There was some sycophancy, as expected, but I was glad to see good questions put out there. Lee Wei Ling’s already posted on Facebook, though, so anyone wishing that a parliamentary session is going to put an end to this social media spectacle is going to be sadly disappointed. It also remains to be seen what the answers and responses from Lee Hsien Loong and his government will be like, because anyone who’s observed parliamentary questions before (from any country, to be fair, and not just Singapore) will know that good questions don’t necessary lead to good answers.

And one more thing…

This #OxLeeFeud has put us in a weird position, where many usual critics of politicians’ penchant for defamation lawsuits are now suggesting that Lee Hsien Loong sue his rogue siblings.

It makes sense if one’s approaching it from the “I’m merely pointing out the ridiculous double standards here” angle (and okay, let’s stop pretending to be mature and all admit that Lee Hsien Loong taking his siblings to court for defamation would be a massive popcorn moment for Singapore), but do we really want to be perpetuating this litigious culture?

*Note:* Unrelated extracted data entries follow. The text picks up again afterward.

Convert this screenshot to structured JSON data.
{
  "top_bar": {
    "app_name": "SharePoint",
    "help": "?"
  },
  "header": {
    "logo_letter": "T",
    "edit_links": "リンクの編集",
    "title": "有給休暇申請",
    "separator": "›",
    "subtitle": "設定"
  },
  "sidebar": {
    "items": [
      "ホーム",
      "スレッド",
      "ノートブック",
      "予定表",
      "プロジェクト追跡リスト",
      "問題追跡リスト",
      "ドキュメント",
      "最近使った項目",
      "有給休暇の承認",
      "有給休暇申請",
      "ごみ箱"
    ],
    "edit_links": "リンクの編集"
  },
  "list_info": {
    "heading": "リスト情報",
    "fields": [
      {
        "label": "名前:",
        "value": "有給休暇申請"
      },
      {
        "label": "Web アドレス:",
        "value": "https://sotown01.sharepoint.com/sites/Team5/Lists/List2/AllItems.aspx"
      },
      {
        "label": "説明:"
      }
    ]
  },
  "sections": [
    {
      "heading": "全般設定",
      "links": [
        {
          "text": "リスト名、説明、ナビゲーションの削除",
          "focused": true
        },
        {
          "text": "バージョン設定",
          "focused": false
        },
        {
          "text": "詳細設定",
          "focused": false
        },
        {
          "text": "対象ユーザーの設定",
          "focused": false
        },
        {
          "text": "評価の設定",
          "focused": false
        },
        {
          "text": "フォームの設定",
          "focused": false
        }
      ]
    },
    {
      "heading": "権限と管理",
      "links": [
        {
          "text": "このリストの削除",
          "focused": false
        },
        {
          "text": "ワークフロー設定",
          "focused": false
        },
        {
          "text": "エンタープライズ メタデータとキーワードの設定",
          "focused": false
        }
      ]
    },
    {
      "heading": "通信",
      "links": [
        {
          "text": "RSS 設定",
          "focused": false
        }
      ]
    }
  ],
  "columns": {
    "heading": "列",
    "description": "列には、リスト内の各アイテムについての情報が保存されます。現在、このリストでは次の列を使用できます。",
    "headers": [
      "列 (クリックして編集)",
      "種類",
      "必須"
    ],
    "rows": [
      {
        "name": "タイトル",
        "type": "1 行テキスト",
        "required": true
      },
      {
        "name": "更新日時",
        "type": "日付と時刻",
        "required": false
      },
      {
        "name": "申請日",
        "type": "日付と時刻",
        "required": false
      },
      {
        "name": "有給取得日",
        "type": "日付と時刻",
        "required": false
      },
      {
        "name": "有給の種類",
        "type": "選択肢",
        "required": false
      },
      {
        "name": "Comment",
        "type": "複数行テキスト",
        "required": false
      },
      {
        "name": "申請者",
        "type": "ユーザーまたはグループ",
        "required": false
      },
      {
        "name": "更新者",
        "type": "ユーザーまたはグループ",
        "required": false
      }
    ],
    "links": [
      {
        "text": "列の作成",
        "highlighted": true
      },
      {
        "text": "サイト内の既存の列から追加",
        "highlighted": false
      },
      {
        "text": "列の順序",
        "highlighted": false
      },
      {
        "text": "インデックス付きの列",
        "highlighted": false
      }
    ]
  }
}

I haven’t fully decided how to feel about it just yet. Sure, it seems unfair that people like Roy Ngerng and J B Jeyaretnam were forced to pay tons in damages while Lee Wei Ling and Lee Hsien Yang are getting away with it despite having made waaaaay more serious allegations, but at the same time, it’s good that Lee Hsien Loong is publicly addressing these accusations without resorting to scary lawsuits that affect free speech in Singapore. Surely we should be encouraging such responses, and pushing for ways to make them more thorough, transparent and accountable, rather than calling for more legal action?